Poor Sleep Tied To Excess Pounds In Children

“Overweight children tend to sleep less than their thinner peers, spending less time in the ‘dream’ stage of sleep in particular, according to a study published Monday.
The findings, reported in the Archives of General Psychiatry, add to evidence that sleep deprivation might contribute to excess pounds in adults and children. They are also the first to suggest that REM sleep may be especially important in weight control. REM (for ‘rapid eye movement) sleep is the stage in which vividly remembered dreams usually occur. Research also suggests that sleep metabolism is highest during REM sleep compared with other sleep stages, and that a lack of REM sleep may be particularly likely to spur hormone changes that increase appetite. For the current study, researchers at the University of Pittsburgh School of Medicine had 335 children and teenagers each spend three consecutive nights in the sleep lab.

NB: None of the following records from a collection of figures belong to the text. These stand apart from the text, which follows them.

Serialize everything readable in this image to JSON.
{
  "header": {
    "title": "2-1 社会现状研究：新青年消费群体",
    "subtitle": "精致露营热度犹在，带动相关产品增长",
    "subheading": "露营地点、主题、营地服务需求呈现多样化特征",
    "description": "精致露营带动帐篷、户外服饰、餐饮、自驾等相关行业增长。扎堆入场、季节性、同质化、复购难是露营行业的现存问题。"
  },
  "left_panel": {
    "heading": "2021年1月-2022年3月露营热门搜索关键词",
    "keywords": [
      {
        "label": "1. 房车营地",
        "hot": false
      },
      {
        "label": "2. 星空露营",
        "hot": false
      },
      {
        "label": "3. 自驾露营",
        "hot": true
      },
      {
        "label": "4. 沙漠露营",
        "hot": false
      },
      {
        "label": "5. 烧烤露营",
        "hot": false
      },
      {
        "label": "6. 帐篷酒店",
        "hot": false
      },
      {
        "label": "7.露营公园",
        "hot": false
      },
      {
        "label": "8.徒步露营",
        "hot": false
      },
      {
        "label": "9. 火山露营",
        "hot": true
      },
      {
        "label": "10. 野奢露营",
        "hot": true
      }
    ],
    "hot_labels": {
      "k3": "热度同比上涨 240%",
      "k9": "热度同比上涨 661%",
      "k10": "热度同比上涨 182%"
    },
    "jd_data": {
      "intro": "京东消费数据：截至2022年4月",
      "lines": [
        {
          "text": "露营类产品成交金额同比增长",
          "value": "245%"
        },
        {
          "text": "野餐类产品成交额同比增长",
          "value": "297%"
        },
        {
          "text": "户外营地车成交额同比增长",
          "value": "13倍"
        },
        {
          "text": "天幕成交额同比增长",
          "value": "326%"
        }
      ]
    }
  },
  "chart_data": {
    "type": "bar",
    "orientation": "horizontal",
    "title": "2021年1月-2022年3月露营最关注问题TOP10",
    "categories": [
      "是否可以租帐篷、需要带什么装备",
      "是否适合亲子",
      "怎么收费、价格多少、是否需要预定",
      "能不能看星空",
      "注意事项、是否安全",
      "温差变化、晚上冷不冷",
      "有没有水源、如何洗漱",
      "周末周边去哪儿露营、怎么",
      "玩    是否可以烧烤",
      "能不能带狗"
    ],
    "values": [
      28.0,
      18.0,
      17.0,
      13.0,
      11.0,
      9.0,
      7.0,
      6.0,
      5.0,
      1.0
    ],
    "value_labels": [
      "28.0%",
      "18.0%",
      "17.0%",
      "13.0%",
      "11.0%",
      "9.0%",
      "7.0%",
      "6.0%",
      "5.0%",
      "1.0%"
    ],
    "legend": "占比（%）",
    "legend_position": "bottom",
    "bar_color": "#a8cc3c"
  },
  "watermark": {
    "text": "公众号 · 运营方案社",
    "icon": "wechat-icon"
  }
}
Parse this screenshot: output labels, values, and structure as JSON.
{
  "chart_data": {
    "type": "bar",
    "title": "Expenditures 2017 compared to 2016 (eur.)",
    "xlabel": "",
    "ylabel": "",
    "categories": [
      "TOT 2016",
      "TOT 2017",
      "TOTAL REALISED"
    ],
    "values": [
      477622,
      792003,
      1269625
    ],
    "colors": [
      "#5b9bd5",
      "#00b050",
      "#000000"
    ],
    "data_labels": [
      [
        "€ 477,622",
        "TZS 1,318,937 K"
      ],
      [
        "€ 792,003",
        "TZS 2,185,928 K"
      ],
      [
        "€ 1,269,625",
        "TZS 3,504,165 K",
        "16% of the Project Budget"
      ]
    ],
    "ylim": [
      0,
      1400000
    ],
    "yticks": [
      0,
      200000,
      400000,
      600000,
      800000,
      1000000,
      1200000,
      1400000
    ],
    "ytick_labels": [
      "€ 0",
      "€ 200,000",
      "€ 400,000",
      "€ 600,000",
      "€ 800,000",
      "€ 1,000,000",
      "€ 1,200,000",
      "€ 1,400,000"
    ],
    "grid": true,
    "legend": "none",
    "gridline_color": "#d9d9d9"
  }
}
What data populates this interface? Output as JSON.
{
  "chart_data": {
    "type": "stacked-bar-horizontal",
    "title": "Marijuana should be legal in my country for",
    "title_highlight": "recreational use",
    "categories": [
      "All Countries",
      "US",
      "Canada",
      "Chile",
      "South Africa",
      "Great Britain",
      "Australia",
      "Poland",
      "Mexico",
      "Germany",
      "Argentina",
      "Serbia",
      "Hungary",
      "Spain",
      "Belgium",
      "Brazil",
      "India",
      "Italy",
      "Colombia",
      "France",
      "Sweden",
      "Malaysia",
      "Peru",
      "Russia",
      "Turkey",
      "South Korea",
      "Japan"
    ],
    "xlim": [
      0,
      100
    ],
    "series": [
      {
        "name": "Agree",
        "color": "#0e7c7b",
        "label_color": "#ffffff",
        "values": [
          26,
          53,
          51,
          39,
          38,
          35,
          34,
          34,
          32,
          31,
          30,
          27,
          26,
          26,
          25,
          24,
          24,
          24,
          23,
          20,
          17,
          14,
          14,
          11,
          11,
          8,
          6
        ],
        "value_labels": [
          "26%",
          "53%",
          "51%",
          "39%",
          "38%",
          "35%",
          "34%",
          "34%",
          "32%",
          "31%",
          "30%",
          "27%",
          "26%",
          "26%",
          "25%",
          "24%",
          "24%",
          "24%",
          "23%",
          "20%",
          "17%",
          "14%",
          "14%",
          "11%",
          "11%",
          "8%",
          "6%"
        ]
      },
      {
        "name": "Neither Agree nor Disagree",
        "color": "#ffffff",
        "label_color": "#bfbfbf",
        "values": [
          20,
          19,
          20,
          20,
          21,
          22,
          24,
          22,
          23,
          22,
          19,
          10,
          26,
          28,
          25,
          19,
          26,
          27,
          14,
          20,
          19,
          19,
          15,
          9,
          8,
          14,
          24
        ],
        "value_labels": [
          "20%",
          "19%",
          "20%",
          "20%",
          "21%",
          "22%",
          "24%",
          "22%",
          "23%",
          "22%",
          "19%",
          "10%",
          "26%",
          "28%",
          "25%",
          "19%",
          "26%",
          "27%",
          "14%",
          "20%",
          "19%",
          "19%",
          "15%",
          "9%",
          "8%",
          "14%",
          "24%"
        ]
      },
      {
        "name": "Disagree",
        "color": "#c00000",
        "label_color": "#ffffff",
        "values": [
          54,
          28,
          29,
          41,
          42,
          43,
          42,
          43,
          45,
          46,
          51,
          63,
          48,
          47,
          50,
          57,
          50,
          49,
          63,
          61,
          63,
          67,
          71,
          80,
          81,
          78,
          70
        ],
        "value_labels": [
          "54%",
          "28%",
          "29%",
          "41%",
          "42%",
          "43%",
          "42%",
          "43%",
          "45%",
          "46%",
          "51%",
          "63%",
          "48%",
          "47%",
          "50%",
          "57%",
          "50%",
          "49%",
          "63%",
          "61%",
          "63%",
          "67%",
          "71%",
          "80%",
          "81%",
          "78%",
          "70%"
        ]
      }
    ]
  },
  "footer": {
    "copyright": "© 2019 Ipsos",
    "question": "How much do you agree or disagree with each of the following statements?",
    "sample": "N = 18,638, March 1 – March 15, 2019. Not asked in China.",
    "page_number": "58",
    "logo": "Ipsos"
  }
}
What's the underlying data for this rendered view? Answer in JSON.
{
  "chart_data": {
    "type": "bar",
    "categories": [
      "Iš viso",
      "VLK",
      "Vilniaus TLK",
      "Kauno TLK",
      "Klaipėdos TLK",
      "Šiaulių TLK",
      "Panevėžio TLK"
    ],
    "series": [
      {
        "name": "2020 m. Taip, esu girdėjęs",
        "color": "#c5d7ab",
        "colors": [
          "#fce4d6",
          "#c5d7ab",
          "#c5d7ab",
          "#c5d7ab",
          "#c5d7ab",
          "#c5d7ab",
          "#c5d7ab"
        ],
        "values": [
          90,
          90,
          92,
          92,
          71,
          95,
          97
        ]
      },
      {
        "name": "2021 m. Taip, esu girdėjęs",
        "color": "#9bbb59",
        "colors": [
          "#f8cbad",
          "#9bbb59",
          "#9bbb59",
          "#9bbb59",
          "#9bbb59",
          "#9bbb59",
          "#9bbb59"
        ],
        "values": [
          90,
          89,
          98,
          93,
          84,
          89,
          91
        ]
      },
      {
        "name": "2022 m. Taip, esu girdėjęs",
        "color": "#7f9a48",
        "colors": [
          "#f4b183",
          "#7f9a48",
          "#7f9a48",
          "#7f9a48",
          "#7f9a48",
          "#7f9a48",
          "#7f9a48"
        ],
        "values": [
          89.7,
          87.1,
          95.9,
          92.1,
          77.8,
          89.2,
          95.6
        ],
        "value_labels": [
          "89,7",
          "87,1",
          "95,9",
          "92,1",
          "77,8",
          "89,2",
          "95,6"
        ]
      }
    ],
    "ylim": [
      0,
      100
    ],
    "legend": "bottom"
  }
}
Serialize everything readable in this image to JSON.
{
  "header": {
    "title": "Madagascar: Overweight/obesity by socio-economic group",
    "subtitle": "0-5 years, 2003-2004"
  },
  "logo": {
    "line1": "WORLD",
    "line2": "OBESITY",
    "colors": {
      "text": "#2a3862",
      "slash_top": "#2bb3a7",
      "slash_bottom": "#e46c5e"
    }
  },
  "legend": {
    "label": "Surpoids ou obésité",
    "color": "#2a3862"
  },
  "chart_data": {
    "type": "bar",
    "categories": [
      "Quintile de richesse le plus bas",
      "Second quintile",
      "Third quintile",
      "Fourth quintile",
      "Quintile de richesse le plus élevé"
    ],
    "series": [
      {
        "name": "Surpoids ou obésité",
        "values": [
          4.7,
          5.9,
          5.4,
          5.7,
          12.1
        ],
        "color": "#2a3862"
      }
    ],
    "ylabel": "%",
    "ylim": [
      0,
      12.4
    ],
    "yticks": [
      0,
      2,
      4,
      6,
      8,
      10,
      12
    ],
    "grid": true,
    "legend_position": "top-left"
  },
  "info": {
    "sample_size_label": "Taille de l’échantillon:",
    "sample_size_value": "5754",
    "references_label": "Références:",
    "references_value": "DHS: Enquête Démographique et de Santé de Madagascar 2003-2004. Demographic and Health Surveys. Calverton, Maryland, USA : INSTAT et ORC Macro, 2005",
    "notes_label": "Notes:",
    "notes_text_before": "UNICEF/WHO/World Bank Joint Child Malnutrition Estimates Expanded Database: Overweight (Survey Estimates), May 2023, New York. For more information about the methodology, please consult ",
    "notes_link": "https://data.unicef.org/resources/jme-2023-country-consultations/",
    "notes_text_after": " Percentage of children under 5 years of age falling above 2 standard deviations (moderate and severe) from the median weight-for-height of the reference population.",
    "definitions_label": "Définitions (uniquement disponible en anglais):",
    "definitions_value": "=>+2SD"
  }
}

The children wore electrodes that recorded their brain activity and other physiologic functions as they slept. The researchers found that, on average, overweight children slept for 22 minutes less than normal-weight children did. They also took longer to enter the REM stage of sleep and spent less time in REM sleep overall. In general, the study found, each one-hour decrease in total sleep time made it twice as likely that a child was overweight. The risk linked to REM sleep was even greater; for every hour of REM sleep a child lost, the odds of being overweight tripled.”